A momentum oscillator that blends three lookback periods into one 0-100 reading, aiming to reduce some of the false signals common in single-period oscillators.
The Ultimate Oscillator (UO) is a momentum indicator developed by Larry Williams in 1976. It measures buying pressure across three different lookback periods at once - by default 7, 14, and 28 bars - and combines them into a single value that moves between 0 and 100. The idea behind using three periods is to address a common complaint about single-period oscillators: that they can react sharply to short-term price swings and produce readings that flip quickly. By weighting a short, medium, and long period together, the UO aims to give a smoother momentum picture. It is an educational analysis tool, not a predictive one, and it does not tell you what price will do next. Trading carries risk of loss.
The UO is built from "buying pressure" relative to "true range" on each bar. Buying pressure (BP) for a bar is the close minus the lower of (the current low) or (the prior close). True range (TR) is the higher of (the current high) or (the prior close), minus the lower of (the current low) or (the prior close). For each of the three periods (commonly 7, 14, 28), the indicator sums buying pressure and divides it by the sum of true range over that window, producing three averages. These three averages are combined with fixed weights of 4, 2, and 1 - giving the shortest period the most influence - and scaled to a 0-100 range. The formula is: UO = 100 x (4 x Avg7 + 2 x Avg14 + 1 x Avg28) / (4 + 2 + 1). Because it uses summed buying pressure over summed true range rather than a moving average of price, the UO reflects where the close sits within each bar's range over time rather than the closing price alone.

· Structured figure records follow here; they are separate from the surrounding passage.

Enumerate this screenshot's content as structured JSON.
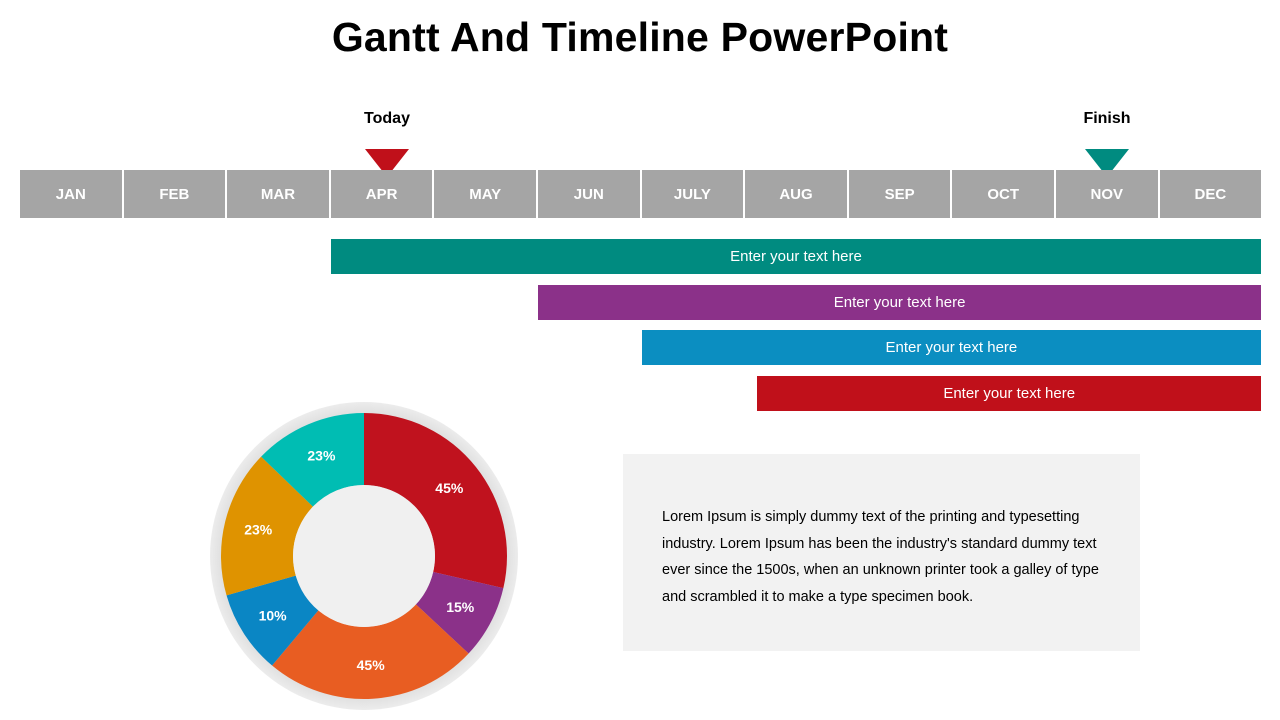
{
  "slide": {
    "title": "Gantt And Timeline PowerPoint",
    "today_label": "Today",
    "finish_label": "Finish",
    "today_color": "#c0101a",
    "finish_color": "#008b80"
  },
  "months": [
    "JAN",
    "FEB",
    "MAR",
    "APR",
    "MAY",
    "JUN",
    "JULY",
    "AUG",
    "SEP",
    "OCT",
    "NOV",
    "DEC"
  ],
  "month_color": "#a5a5a5",
  "tasks": [
    {
      "label": "Enter your text here",
      "color": "#008b80",
      "start_month": "APR",
      "end_month": "DEC"
    },
    {
      "label": "Enter your text here",
      "color": "#8b3189",
      "start_month": "JUN",
      "end_month": "DEC"
    },
    {
      "label": "Enter your text here",
      "color": "#0b8ec1",
      "start_month": "JULY",
      "end_month": "DEC"
    },
    {
      "label": "Enter your text here",
      "color": "#c0101a",
      "start_month": "AUG",
      "end_month": "DEC"
    }
  ],
  "chart_data": {
    "type": "pie",
    "donut": true,
    "slices": [
      {
        "label": "45%",
        "value": 45,
        "color": "#c0121e"
      },
      {
        "label": "15%",
        "value": 15,
        "color": "#8b3189"
      },
      {
        "label": "45%",
        "value": 45,
        "color": "#e85d22"
      },
      {
        "label": "10%",
        "value": 10,
        "color": "#0a86c4"
      },
      {
        "label": "23%",
        "value": 23,
        "color": "#df9300"
      },
      {
        "label": "23%",
        "value": 23,
        "color": "#00bdb3"
      }
    ]
  },
  "textbox": {
    "body": "Lorem Ipsum is simply dummy text of the printing and typesetting industry. Lorem Ipsum has been the industry's standard dummy text ever since the 1500s, when an unknown printer took a galley of type and scrambled it to make a type specimen book."
  }
}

Default periods are 7, 14, and 28 with fixed 4:2:1 weighting (this weighting is part of the formula and is not usually adjustable). Reference levels are commonly drawn at 70 and 30, with 50 as an optional midline. Some traders widen these to 80/20 to mark only more extreme readings. These are conventions, not optimized values.
//@version=6
indicator("Ultimate Oscillator", shorttitle="UO")
length1 = input.int(7, "Fast Length")
length2 = input.int(14, "Middle Length")
length3 = input.int(28, "Slow Length")
// Buying pressure and true range
bp = close - math.min(low, close[1])
tr = math.max(high, close[1]) - math.min(low, close[1])
avg(len) => math.sum(bp, len) / math.sum(tr, len)
uo = 100 * (4 * avg(length1) + 2 * avg(length2) + avg(length3)) / 7
plot(uo, "UO", color=color.blue)
hline(70, "Upper", color=color.gray)
hline(50, "Mid", color=color.new(color.gray, 60))
hline(30, "Lower", color=color.gray)Pro tip: If you study divergences, mark them against clear swing points in price rather than every minor wiggle, and read them alongside broader context like trend and structure. Divergence is a context cue about possible weakening momentum, not a trigger - and it can resolve against you, so treat the UO as one input among several and remember trading carries risk of loss.
Educational only — not financial advice, not a recommendation to trade. No indicator is predictive; trading involves substantial risk of loss.